Bangladesh’s growing integration with the global economy has made foreign exchange rates an increasingly important indicator of national economic stability. As international trade, remittance flows, and cross-border investment expand, fluctuations in currency values now have a direct impact on import costs, export earnings, inflationary pressures, and household purchasing power.
On Monday, 30 March, the latest indicative exchange rates of key foreign currencies against the Bangladeshi Taka reflected ongoing movements in the global financial environment. These rates are subject to frequent change, influenced by shifts in international markets, monetary policy decisions in major economies, commodity price volatility—particularly oil—and domestic demand for foreign currency.
Foreign exchange rates (Bangladeshi Taka)
| Currency | Exchange Rate (BDT) |
|---|---|
| US Dollar (USD) | 122.75 |
| Euro (EUR) | 140.13 |
| British Pound (GBP) | 162.30 |
| Indian Rupee (INR) | 1.33 |
| Malaysian Ringgit (MYR) | 30.00 |
| Singapore Dollar (SGD) | 95.58 |
| Saudi Riyal (SAR) | 31.39 |
| Kuwaiti Dinar (KWD) | 398.45 |
| Australian Dollar (AUD) | 85.68 |
The US Dollar and Euro remain the most influential currencies for Bangladesh’s external sector. Any appreciation of these currencies typically increases import costs, particularly for essential goods such as fuel, machinery, and raw materials. This, in turn, can contribute to domestic inflationary pressures, affecting consumer prices and business operating costs.

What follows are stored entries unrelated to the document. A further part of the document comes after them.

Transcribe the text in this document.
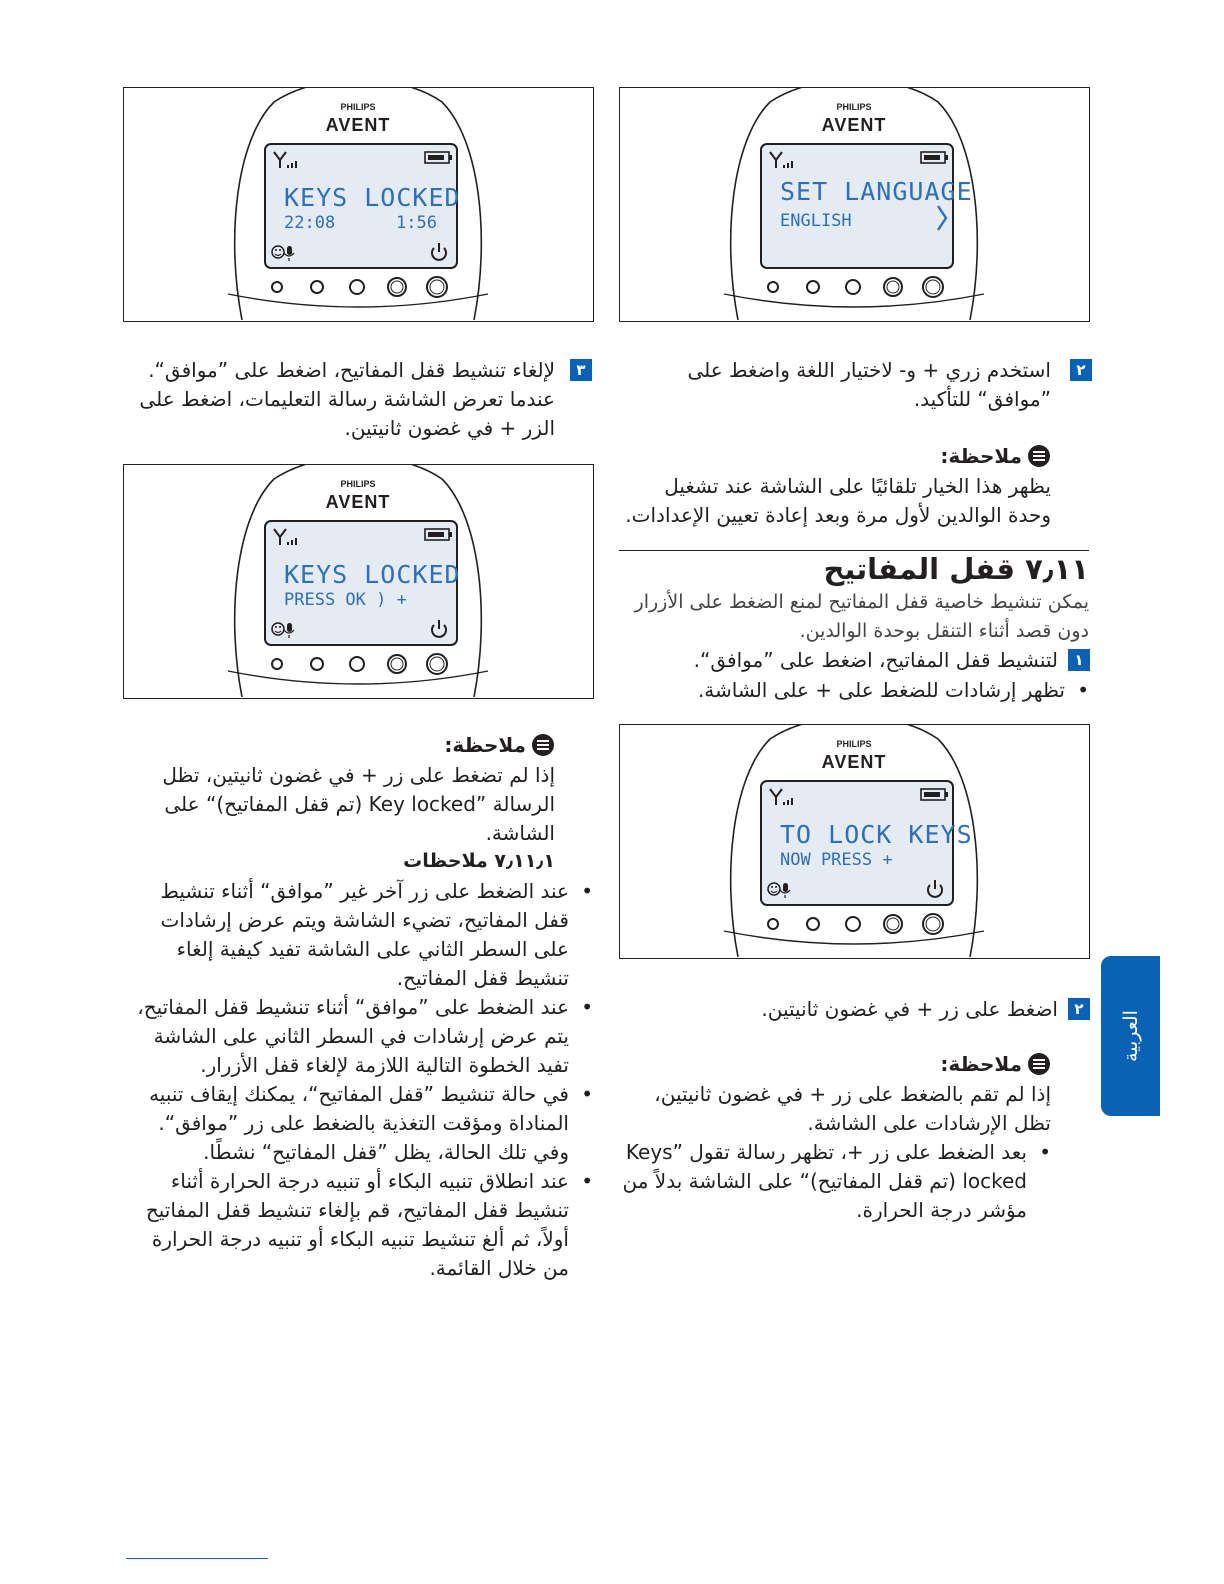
PHILIPS
AVENT
KEYS LOCKED
22:08	1:56
PHILIPS
AVENT
SET LANGUAGE
ENGLISH
PHILIPS
AVENT
KEYS LOCKED
PRESS OK ) +
PHILIPS
AVENT
TO LOCK KEYS
NOW PRESS +
٢
استخدم زري + و- لاختيار اللغة واضغط على ”موافق“ للتأكيد.
ملاحظة:
يظهر هذا الخيار تلقائيًا على الشاشة عند تشغيل وحدة الوالدين لأول مرة وبعد إعادة تعيين الإعدادات.
٧٫١١ قفل المفاتيح
يمكن تنشيط خاصية قفل المفاتيح لمنع الضغط على الأزرار دون قصد أثناء التنقل بوحدة الوالدين.
١لتنشيط قفل المفاتيح، اضغط على ”موافق“.
• تظهر إرشادات للضغط على + على الشاشة.
٢اضغط على زر + في غضون ثانيتين.
ملاحظة:
إذا لم تقم بالضغط على زر + في غضون ثانيتين، تظل الإرشادات على الشاشة.
• بعد الضغط على زر +، تظهر رسالة تقول ”Keys locked (تم قفل المفاتيح)“ على الشاشة بدلاً من مؤشر درجة الحرارة.
٣
لإلغاء تنشيط قفل المفاتيح، اضغط على ”موافق“. عندما تعرض الشاشة رسالة التعليمات، اضغط على الزر + في غضون ثانيتين.
ملاحظة:
إذا لم تضغط على زر + في غضون ثانيتين، تظل الرسالة ”Key locked (تم قفل المفاتيح)“ على الشاشة.
٧٫١١٫١ ملاحظات
• عند الضغط على زر آخر غير ”موافق“ أثناء تنشيط قفل المفاتيح، تضيء الشاشة ويتم عرض إرشادات على السطر الثاني على الشاشة تفيد كيفية إلغاء تنشيط قفل المفاتيح.
• عند الضغط على ”موافق“ أثناء تنشيط قفل المفاتيح، يتم عرض إرشادات في السطر الثاني على الشاشة تفيد الخطوة التالية اللازمة لإلغاء قفل الأزرار.
• في حالة تنشيط ”قفل المفاتيح“، يمكنك إيقاف تنبيه المناداة ومؤقت التغذية بالضغط على زر ”موافق“. وفي تلك الحالة، يظل ”قفل المفاتيح“ نشطًا.
• عند انطلاق تنبيه البكاء أو تنبيه درجة الحرارة أثناء تنشيط قفل المفاتيح، قم بإلغاء تنشيط قفل المفاتيح أولاً، ثم ألغ تنشيط تنبيه البكاء أو تنبيه درجة الحرارة من خلال القائمة.
العربية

The British Pound and other strong currencies such as the Kuwaiti Dinar continue to reflect Bangladesh’s exposure to high-value import settlements and overseas labour markets. Meanwhile, relatively stable regional currencies, including the Saudi Riyal and Malaysian Ringgit, play a crucial role in remittance inflows, which remain a key pillar of Bangladesh’s foreign exchange reserves.
Economists emphasise that exchange rate stability is essential for sustaining predictable trade conditions. Excessive volatility can create uncertainty for exporters and importers, complicating pricing strategies, profit forecasting, and long-term investment planning. For labour-intensive sectors and energy-dependent industries in particular, even minor fluctuations can significantly affect cost structures.
Remittances from Bangladeshi expatriates, especially in the Middle East, continue to provide vital support to the country’s external balance. A stable or favourable exchange rate environment often encourages higher remittance transfers, thereby strengthening foreign currency reserves and supporting macroeconomic resilience.
Beyond trade and remittances, exchange rates also serve as a critical benchmark for evaluating international debt obligations, foreign direct investment flows, and overall economic competitiveness. Policymakers closely monitor these movements to guide monetary policy and ensure external sector stability.
In the current global economic climate, characterised by inflationary pressures and shifting interest rates across major economies, foreign exchange rates have become more than just financial figures. They now represent a key barometer of economic health, influencing both short-term market behaviour and long-term development prospects for Bangladesh.